No reply from the Mexican Government to the Embassy’s note of October 1,
last (a copy of which was enclosed with the despatch above mentioned)
has been received.
[Enclosure—Translation]
Official Statement Issued by the Mexican
Department of Industry, Commerce, and Labor
76
Certain petroleum enterprises have requested clarifications regarding
the order issued by this Department dated June 8 and amended August
24, last, for the perforation of wells on lands to which the rights
of the enterprises or private individuals might not have been duly
justified.
The purpose of the Department in issuing this authorization was none
other than to accede to a written petition of serious companies who
offered to give the guarantees the Government demanded to its
satisfaction in order to obtain permits with the purpose of not
interrupting exploitation to the prejudice of the industry and of
the enterprises and private individuals who, on account of their
engagements might suffer some injury as the result of the
paralyzation of their work.
[Page 687]
As is seen, this Department granted the authorization guided by a
broad spirit of cooperation and interpreting the law in its
most-liberal sense, in view of its constant desire to grant to the
industry all facilities compatible with the legal precepts.
As the first order of June 8 established unlimited bond to guarantee
the drillings and the exploitations which might be made by virtue of
this order and certain enterprises stated that they were unable to
give this kind of guarantee, and since every order must be of
general application, a new attempt was made to give greater
facilities and the amended order of August 24 modified the unlimited
guarantee by a fixed guarantee of 100,000 pesos for the bond, which
for this purpose was to be given according to the provisions of the
first order cited.
If, then, drilling permits are only to be granted to those who
justify their rights in the lands they desire to drill, the
Department, in giving this greater degree of facility, had to try to
see that such liberality was guaranteed.
The bond established has two purposes:
- I.
- To guarantee the amount of any royalty that might belong
to the nation in case the land be national property;
- II.
- To back up morally the authorization granted.
And if the enterprise benefited by the permits can not prove its
rights by any of the means which our laws concede to it, it is
logical that the nation should have the power to require the legal
participation belonging to it in case the lands are national
property and, in case they be not so, that the rights of third
parties be protected; but if the beneficiaries should not pay the
share which legally belongs to the Federal Government, the
Department would be legally capacitated to make the bond effective
without this implying that the interested parties were deprived of
the judicial remedies the law grants in these cases if they think
that this measure is violative of their rights.

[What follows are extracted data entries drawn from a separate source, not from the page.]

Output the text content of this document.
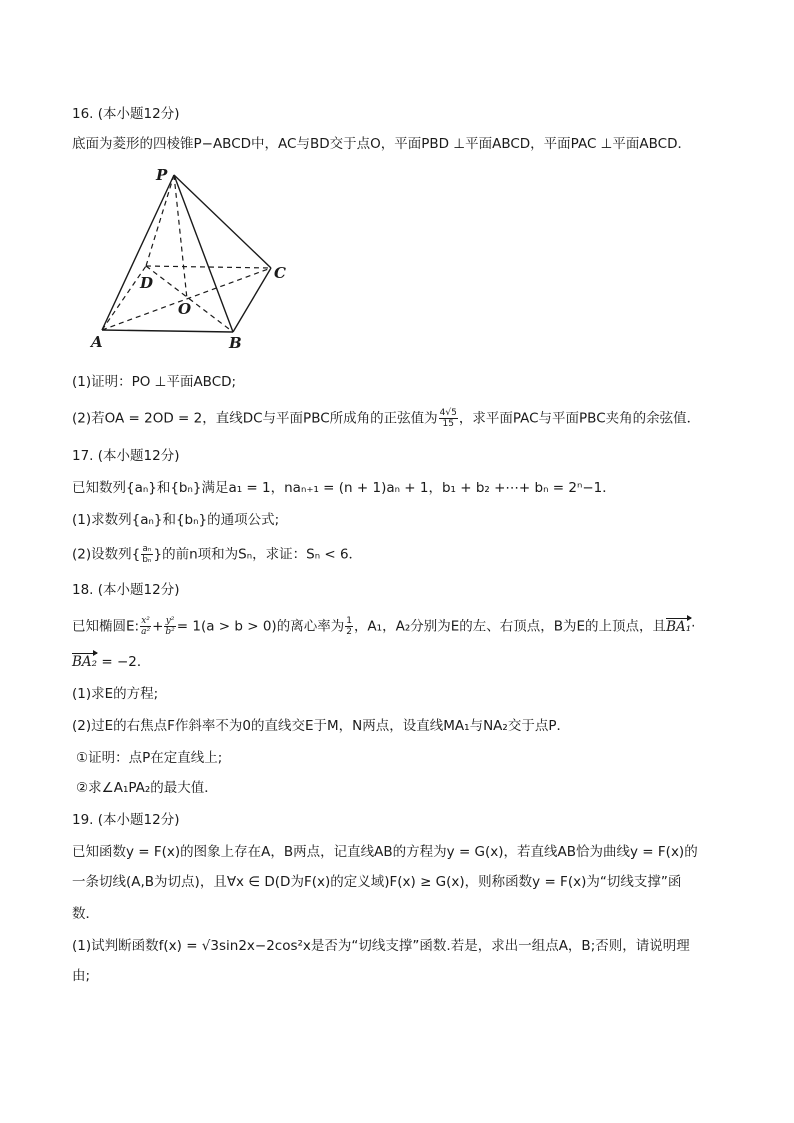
16. (本小题12分)
底面为菱形的四棱锥P−ABCD中，AC与BD交于点O，平面PBD ⊥平面ABCD，平面PAC ⊥平面ABCD．
P
C
D
O
A	B
(1)证明：PO ⊥平面ABCD;
(2)若OA = 2OD = 2，直线DC与平面PBC所成角的正弦值为 $\frac{4√5}{15}$ ，求平面PAC与平面PBC夹角的余弦值．
17. (本小题12分)
已知数列{aₙ}和{bₙ}满足a₁ = 1，naₙ₊₁ = (n + 1)aₙ + 1，b₁ + b₂ +⋯+ bₙ = 2ⁿ−1．
(1)求数列{aₙ}和{bₙ}的通项公式;
(2)设数列{ $\frac{\text{aₙ}}{\text{bₙ}}$ }的前n项和为Sₙ，求证：Sₙ < 6．
18. (本小题12分)
已知椭圆E: $\frac{\text{x²}}{\text{a²}} + \frac{\text{y²}}{\text{b²}} = 1(a > b > 0)$的离心率为 $\frac{1}{2}$ ，A₁，A₂分别为E的左、右顶点，B为E的上顶点，且BA₁·
BA₂ = −2．
(1)求E的方程;
(2)过E的右焦点F作斜率不为0的直线交E于M，N两点，设直线MA₁与NA₂交于点P．
①证明：点P在定直线上;
②求∠A₁PA₂的最大值．
19. (本小题12分)
已知函数y = F(x)的图象上存在A，B两点，记直线AB的方程为y = G(x)，若直线AB恰为曲线y = F(x)的
一条切线(A,B为切点)，且∀x ∈ D(D为F(x)的定义域)F(x) ≥ G(x)，则称函数y = F(x)为“切线支撑”函
数．
(1)试判断函数f(x) = √3sin2x−2cos²x是否为“切线支撑”函数.若是，求出一组点A，B;否则，请说明理
由;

If after the granting of the provisional permit the beneficiary
should not prove his acquired rights in the land and petitions for
his concession, the latter will be granted preferentially always
saving the rights of third parties.
As for the granting of the bond, it is believed that it should be
made before drilling is commenced, although it is not the purpose of
the Department to cause unnecessary expenses, since if the drilling
carried out were not productive this same bond can be used for a new
drilling to be granted under similar conditions or will be cancelled
if the said bond is not used for this purpose.